Mio Nonno

Una persona che non dimenticherò mai







Fra gli scrittori pratesi minori che operarono dalla fine dell'Ottocento, Moisè Cecconi tiene un posto a sè per alcuni caratteri di vita e per il complesso della sua opera, varia anche se non abbondante, dalla novellistica al romanzo, dall’aforisma al teatro. Nato a Jolo di Prato il 19 febbraio 1870, ebbe vita lunghissima: morì infatti il 25 settembre 1963, purtroppo quasi del tutto dimenticato, fuori ma anche nella nostra città, dove vivente non gli era stata prestata che scarsa attenzione, sebbene avesse partecipato ai più importanti movimenti letterari dei primi anni del secolo. Era stato, se pure saltuariamente, collaboratore del "Il Marzocco" il settimanale diretto dagli Orvieto, una pubblicazione di grande rilievo almeno fino alla prima guerra mondiale. Indubbiamente per favorire il Soffici che gli era parente, aveva anticipato qualche somma per fondare "La Voce"; denari, aveva assicurato poi Prezzolini, che gli erano stati tutti restituiti. Perduta la prima moglie, si era risposato con una canadese, che almeno a giudicare dal nome (una Le Liévre de St. Remy) doveva essere di origine nobile. Qualcosa del "gentilhomme campagnard" era infatti nel Cecconi, che quando non viveva nella sua proprietà terriera di Jolo frequentava gli ambienti letterari sia di Firenze, dove aveva fatto amicizia col D’Annunzio, che di Parigi dove indirizzò il cugino Soffici allorchè quest’ultimo vi si recò per il rodaggio artistico-letterario.
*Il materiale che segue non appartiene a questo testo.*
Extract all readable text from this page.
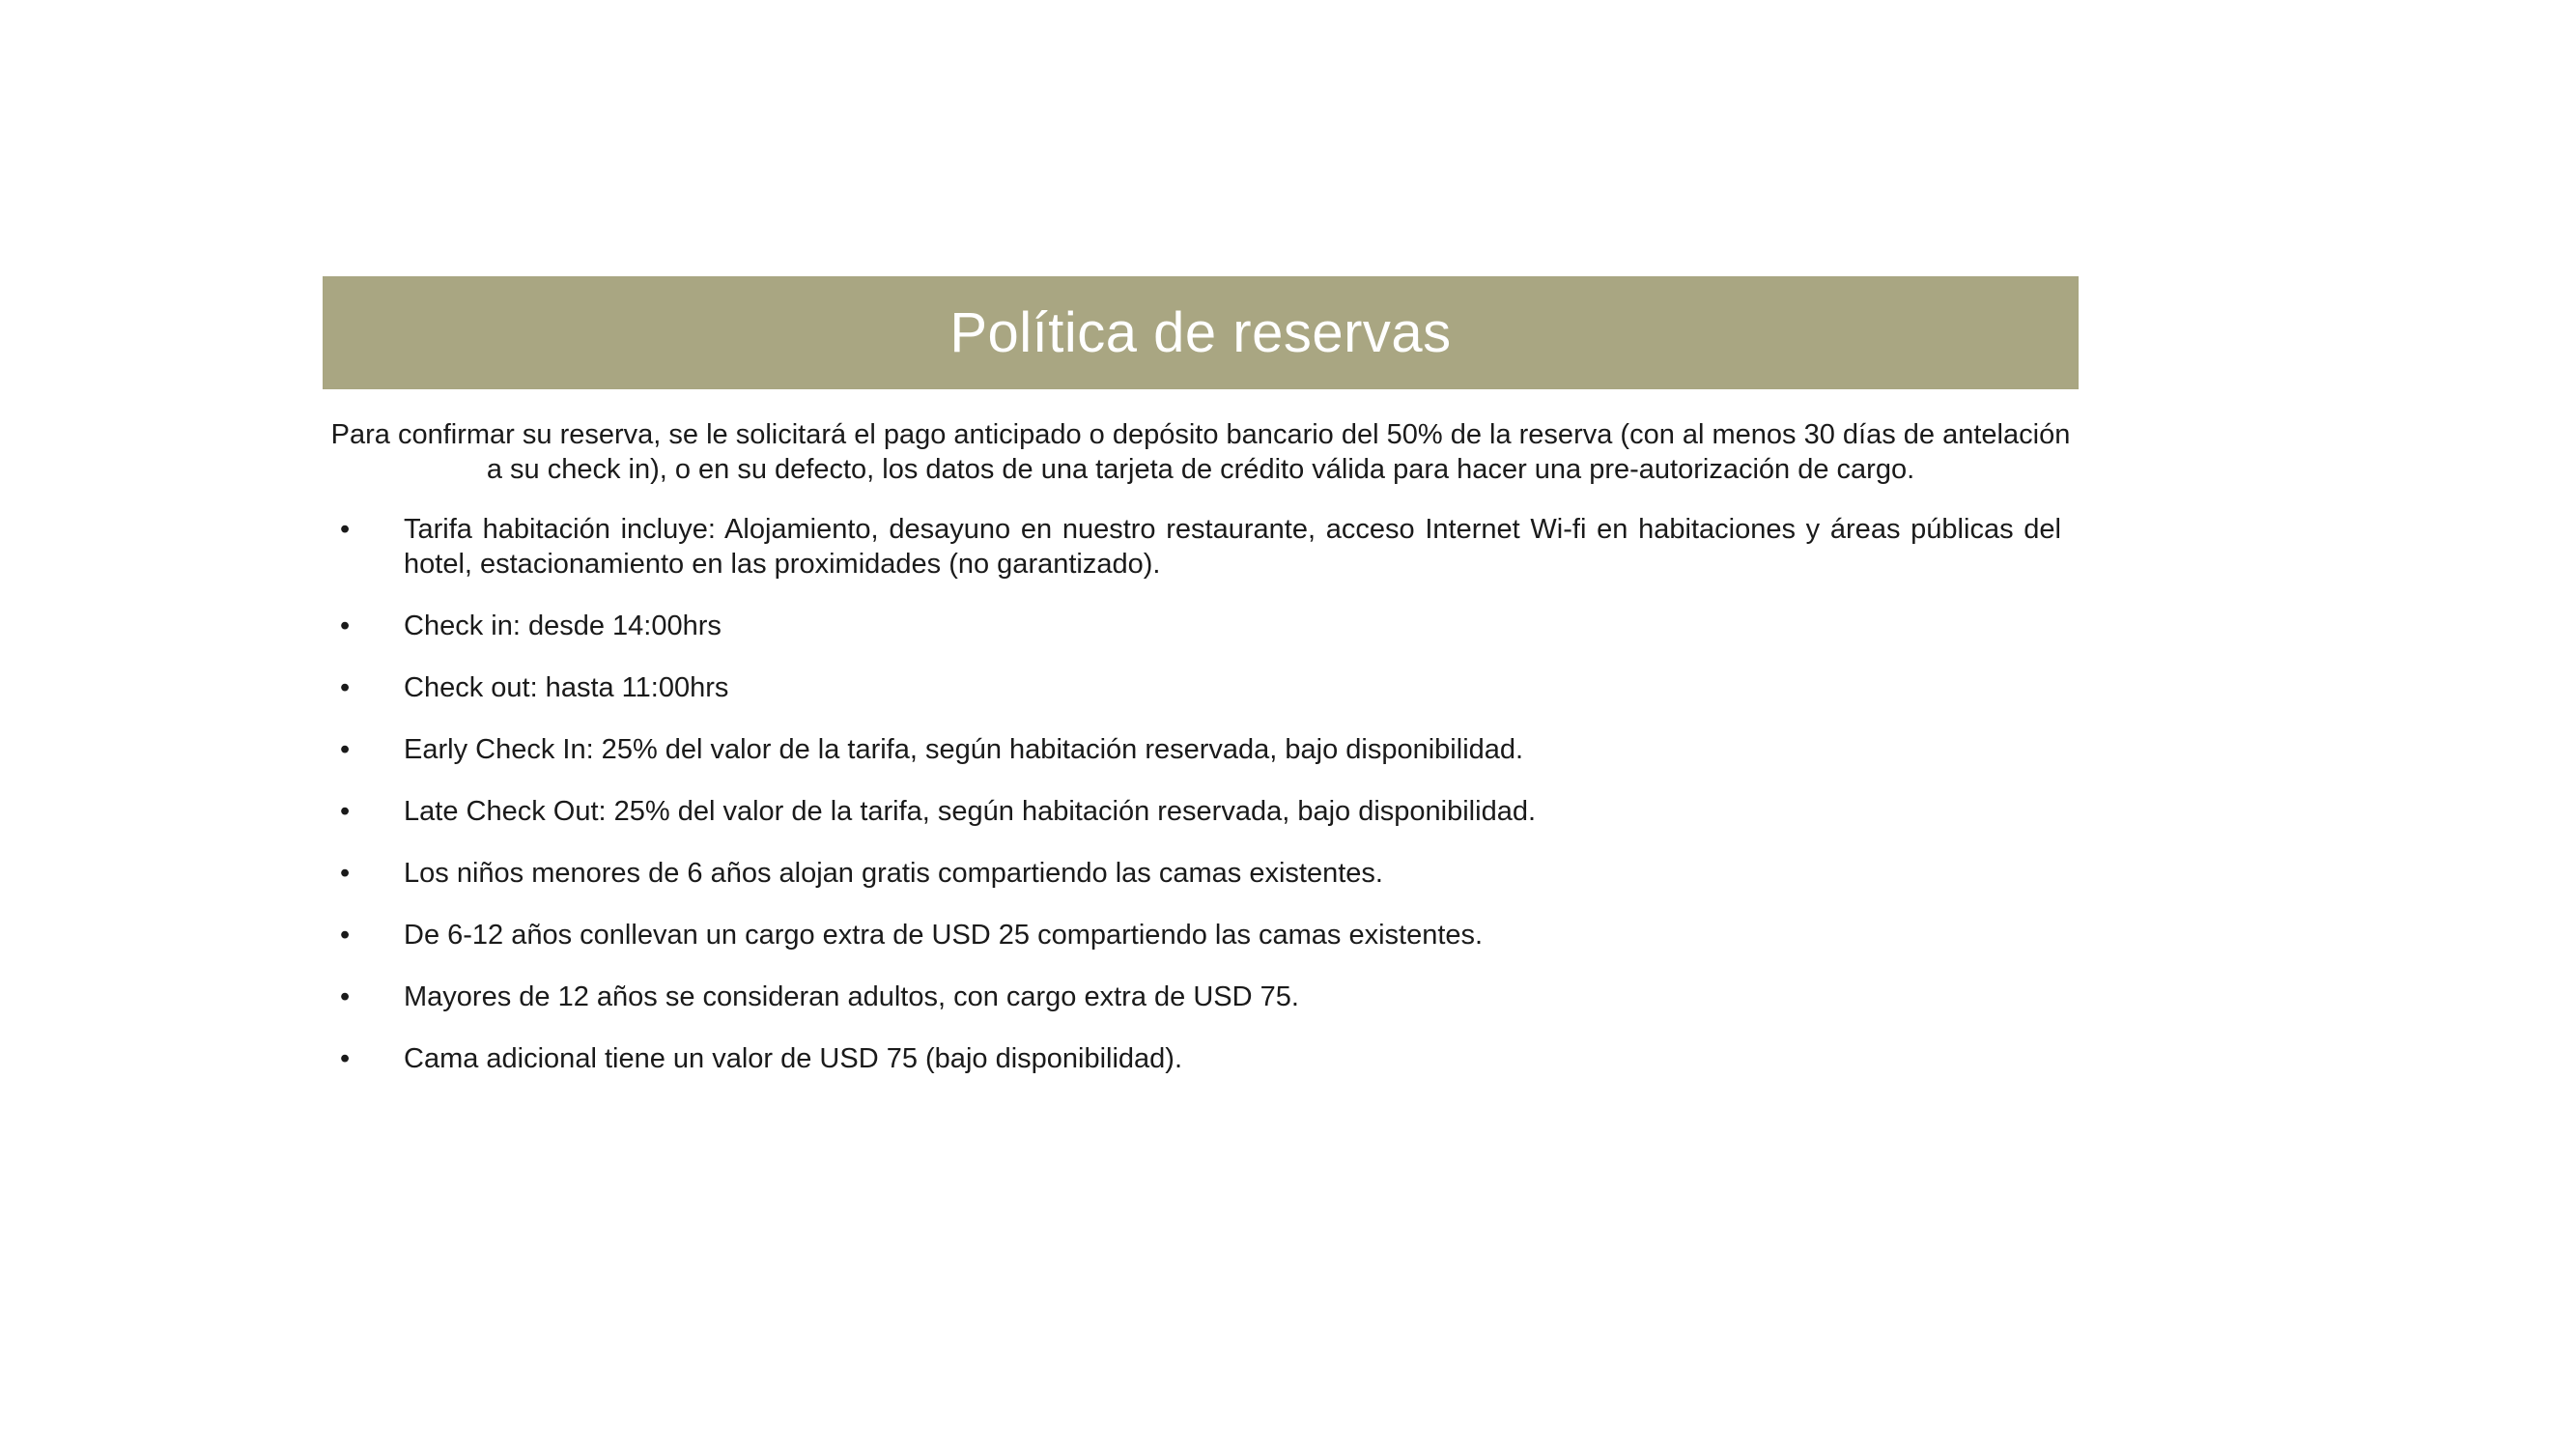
Política de reservas
Para confirmar su reserva, se le solicitará el pago anticipado o depósito bancario del 50% de la reserva (con al menos 30 días de antelación a su check in), o en su defecto, los datos de una tarjeta de crédito válida para hacer una pre-autorización de cargo.
•	Tarifa habitación incluye: Alojamiento, desayuno en nuestro restaurante, acceso Internet Wi-fi en habitaciones y áreas públicas del hotel, estacionamiento en las proximidades (no garantizado).
•	Check in: desde 14:00hrs
•	Check out: hasta 11:00hrs
•	Early Check In: 25% del valor de la tarifa, según habitación reservada, bajo disponibilidad.
•	Late Check Out: 25% del valor de la tarifa, según habitación reservada, bajo disponibilidad.
•	Los niños menores de 6 años alojan gratis compartiendo las camas existentes.
•	De 6-12 años conllevan un cargo extra de USD 25 compartiendo las camas existentes.
•	Mayores de 12 años se consideran adultos, con cargo extra de USD 75.
•	Cama adicional tiene un valor de USD 75 (bajo disponibilidad).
Diceva di sè, il Cecconi, di fare l’agricoltore per vivere, un pò d’arte per non morire, coltivando vigne e paradossi, odorosi fieni e variopinte illusioni. Da buon pratese studiò al collegio Cicognini, che lo vide allievo attento e partecipe, buon cultore di greco e di latino. Studiò con entusiasmo anche quando, dopo varie vicende familiari, dovette troncare gli studi intrapresi alla facoltà di lettere dell’Università di Firenze. La sua predilezione per le lingue classiche, unita alla conoscenza del francese e dell’inglese, la si ritrova anche in certe citazioni frequenti, che allargano un orizzonte che forse a certuni poteva sembrare angusto, ma non lo era. Conobbe anche Giovanni Pascoli e fu in stretta corrispondenza con Emile Zola, col quale trattava fatti ed avvenimenti dell’epoca oltre che d’arte e letteratura. Per il teatro scrisse un dramma, "Sulla via di Damasco", che non ci risulta mandato a stampa. L’attività maggiore la dette alla narrativa con il romanzo "La fidanzata del vento" (Vallecchi , Firenze, 1934) ed alcuni volumi di racconti: "Il primo bacio ed altre novelle bizzarre" (Treves, Milano, 1916), "La principessa ermetica ed altre novelle" (Bemporad, poi Gonnelli, Firenze, 1911), "Racconti per convalescenti" (Treves, Milano, 1916) e "Elogio della perfetta ignoranza" (Vallecchi, Firenze, 1927). Il Cecconi ha raccolto anche "Il taccuino perduto" (Treves, Milano, 1915), una serie di pensieri e riflessioni sulla vita del tempo.E non dimentichiamo (Farmacia dell'anima)mai pubblicato.






OCCASIONI PIRANDELLIANE


CRISTINA GRAGNANI, Pirandello lettore di Cecconi e di Manzoni


Attraverso il riscontro con alcuni frammenti di una novella di Moisè Cecconi,"La smigliacciata", che trovano posto nel "Taccuino di Harvard", Cristina Gragnani dimostra, soprattutto basandosi sulle varianti della novella "Un invito a tavola", come Pirandello abbia risentito in certe scelte linguistiche delle espressioni vive e colloquiali dello scrittore toscano. Ancora nel "Taccuino di Harvard", in posizione contigua a quella delle trascrizioni da Cecconi, sono registrate alcune espressioni manzoniane, che l'autore siciliano, pur inserendo nel proprio, personalissimo stile, usa in novelle e romanzi. Nonostante le posizioni ascoliane, infatti, Pirandello è attratto dalla lingua 'risciacquata' in Arno di Manzoni e dalle espressioni di Cecconi, scrittore autenticamente toscano.